We have a complex issue.
Client (actually originally we had the issue in the appserver, but we also reproduced in a win box): Win, ODP.Net unmanaged 126.96.36.199
Server: Oracle 10.2.0.4.0-64b running on AIX.
The simptomps: symple select running for long time. Same select take seconds in SqlDeveloper.
The query is of the form:
"select * from <Phisical Table> where field1=:0 and field2 between :1 and :2"
there are indices defined, that are being used when we call from SqlDeveloper, however, when we call from .net, using the following pseudocode:
DbCommand liacmd = liaFactory.CreateCommand();
DbParameter lioParameter1 = liacmd.CreateParameter();
lioParameter1.ParameterName = ":0";
lioParameter1.Value = "70100100347";
DbParameter lioParameter2 = liacmd.CreateParameter();
lioParameter2.ParameterName = ":1";
lioParameter2.Value = "20130101000000";
lioParameter2 = liacmd.CreateParameter();
lioParameter2.ParameterName = ":2";
lioParameter2.Value = "20131017000000";
DbDataReader liareader = liacmd.ExecuteReader();
With the unmanaged .net provider, the ExecuteReader takes around 3 minutes, the Read() 15 minutes!
If i switch to the OleDb provider, the Execute+Read takes less than a second in total.
We have the ODP.Net trace level 63, it taking long time in actions like:
TIME:2013/10/18-08:38:58:186 TID: b54 (ENTRY) OpsGetAvailPhysMemory()
TIME:2013/10/18-08:38:58:186 TID: b54 (EXIT) OpsGetAvailPhysMemory(): returnValue=0 Line=1068
However with the old ODP.Net unmanaged 188.8.131.52 the time was spent in...
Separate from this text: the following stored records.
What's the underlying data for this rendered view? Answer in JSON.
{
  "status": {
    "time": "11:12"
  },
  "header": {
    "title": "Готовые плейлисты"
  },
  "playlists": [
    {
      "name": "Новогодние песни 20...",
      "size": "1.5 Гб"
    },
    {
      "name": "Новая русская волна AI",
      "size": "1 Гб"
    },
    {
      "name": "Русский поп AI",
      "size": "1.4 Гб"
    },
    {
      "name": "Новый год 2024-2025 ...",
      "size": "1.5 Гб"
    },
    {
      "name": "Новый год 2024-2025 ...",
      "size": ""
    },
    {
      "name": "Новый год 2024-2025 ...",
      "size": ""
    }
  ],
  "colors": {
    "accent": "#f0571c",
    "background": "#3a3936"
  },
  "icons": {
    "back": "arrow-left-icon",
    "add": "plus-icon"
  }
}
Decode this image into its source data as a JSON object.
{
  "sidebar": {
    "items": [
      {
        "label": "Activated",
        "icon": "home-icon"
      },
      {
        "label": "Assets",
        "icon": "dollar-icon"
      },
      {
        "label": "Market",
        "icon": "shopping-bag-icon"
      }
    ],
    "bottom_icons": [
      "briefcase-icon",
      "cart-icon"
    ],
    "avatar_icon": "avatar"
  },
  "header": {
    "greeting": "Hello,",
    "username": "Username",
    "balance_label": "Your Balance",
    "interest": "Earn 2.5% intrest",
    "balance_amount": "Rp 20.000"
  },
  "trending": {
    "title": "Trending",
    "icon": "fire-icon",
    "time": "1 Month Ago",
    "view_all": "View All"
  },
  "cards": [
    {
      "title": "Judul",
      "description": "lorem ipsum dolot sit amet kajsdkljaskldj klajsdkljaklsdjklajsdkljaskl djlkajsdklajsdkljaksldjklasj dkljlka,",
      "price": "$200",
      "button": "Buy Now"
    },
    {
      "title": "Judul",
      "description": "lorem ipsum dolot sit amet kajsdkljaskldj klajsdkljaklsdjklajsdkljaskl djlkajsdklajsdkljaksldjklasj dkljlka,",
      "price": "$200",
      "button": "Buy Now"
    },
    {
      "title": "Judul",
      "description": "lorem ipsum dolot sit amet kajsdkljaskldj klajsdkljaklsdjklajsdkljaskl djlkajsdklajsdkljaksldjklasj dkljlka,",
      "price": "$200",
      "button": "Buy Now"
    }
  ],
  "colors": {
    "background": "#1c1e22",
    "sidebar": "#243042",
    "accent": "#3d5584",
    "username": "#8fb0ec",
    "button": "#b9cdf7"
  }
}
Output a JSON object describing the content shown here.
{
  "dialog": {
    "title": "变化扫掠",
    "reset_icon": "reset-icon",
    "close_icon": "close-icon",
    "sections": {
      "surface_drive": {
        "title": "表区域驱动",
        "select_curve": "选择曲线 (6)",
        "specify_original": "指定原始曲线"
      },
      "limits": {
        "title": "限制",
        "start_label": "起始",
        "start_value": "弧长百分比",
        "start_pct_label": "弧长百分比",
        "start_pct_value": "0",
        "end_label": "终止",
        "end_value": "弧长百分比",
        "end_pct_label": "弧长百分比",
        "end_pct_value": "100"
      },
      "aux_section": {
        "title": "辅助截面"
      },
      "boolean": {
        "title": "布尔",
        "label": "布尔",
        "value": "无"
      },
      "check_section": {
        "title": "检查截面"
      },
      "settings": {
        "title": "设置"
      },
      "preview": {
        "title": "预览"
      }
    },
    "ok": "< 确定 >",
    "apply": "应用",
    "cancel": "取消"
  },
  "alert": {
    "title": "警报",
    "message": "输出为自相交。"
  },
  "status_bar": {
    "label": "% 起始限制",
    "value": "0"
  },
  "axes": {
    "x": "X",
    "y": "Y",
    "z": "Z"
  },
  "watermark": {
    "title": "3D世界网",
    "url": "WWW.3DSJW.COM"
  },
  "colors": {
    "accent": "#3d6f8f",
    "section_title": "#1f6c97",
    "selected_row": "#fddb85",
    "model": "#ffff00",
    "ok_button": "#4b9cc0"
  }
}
TIME:2013/10/18-08:01:07:453 TID: c80 (ENTRY) OpsSqlExecuteReader(): (1c0f38)=0
TIME:2013/10/18-08:09:57:013 TID: c80 (ENTRY) OpsMetAddRef(): (1c3668)=0
Any ideas on how to debug this mess (in the production db)?
I would recommend opening up a SR with Oracle Support. It's likely Oracle will need to debug in the underlying software layers ODP.NET is calling. It's most expedient if you can reproduce it in a non-production environment.
To narrow down where the problem may lie, I would look to answer the following questions: Does this problem only occur on one machine (i.e. production, not on test machines)? Does this behavior occur with other queries? If so, what do all those queries have in common? What if the parameters are replaced by literal values?
Thanks, answering the questions:
Does this problem only occur on one machine (i.e. production, not on test machines)?
> when it happens, it happens everywhere (production/test machines, but allways when accesing the production 10g db).
> Today the problem is not happening, so i cannot test, waiting until the next occurrence so I can continue testing alternatives.
Does this behavior occur with other queries? If so, what do all those queries have in common?
> Other queries behave ok, is just this particular simple query. It is weird, I have to recheck, but apparently even changing the parameter value will make the query work in some occasions.
What if the parameters are replaced by literal values?
> Good advice, will try that the next we experience the problem.
So now we are just waiting for the next time the problem appears, to be able to try more options.
In the afternoon, from another factory (now in Chile) the performance issue started to appear in two products (while the products that were not working last week continue to come fast)
Using that new window of opportunity and the access i had from a client to the production db, i tested a version with the sql and verified that the problem are the parameters.
As soon as i do the query without parameters, is as fast as OleDb.
We are in the process of migration of the prod db to ora 11g, so in the meantime we will test the oledb provider to see if we can use it in production until the new version.
Today there is another situation,
if i run the query using Prod=:0 and Tms between :1 and :2, it takes many minutes.
If i intercharge the order of the where, using Tms between : 0 and :1 and prod=:2, it runs in less than a second.
also if i run prod=:0 and tms>=:1 and tms<=:2, it runs fast.
this behavior in OleDb and in the .net provider... ?any ideas how to diagnose this???
What are the data types you are retrieving from the Oracle DB? What are the data types you are binding to the SQL statement?
If one side uses Unicode (.NET, which it does by default) and the other side does not (DB columns), that could cause the slow behavior you observe. What would happen is that the DB would need to convert all its data over to Unicode for the query, which would also affect your existing indexes for those columns.
If you want to diagnose more quickly, you need to either open a SR with Oracle Support or publish a more complete test case. There are further traces that can be done at the Oracle Net, OCI, and Oracle DB layer to diagnose, though I'm not as knowledgeable about these areas as Oracle Support is.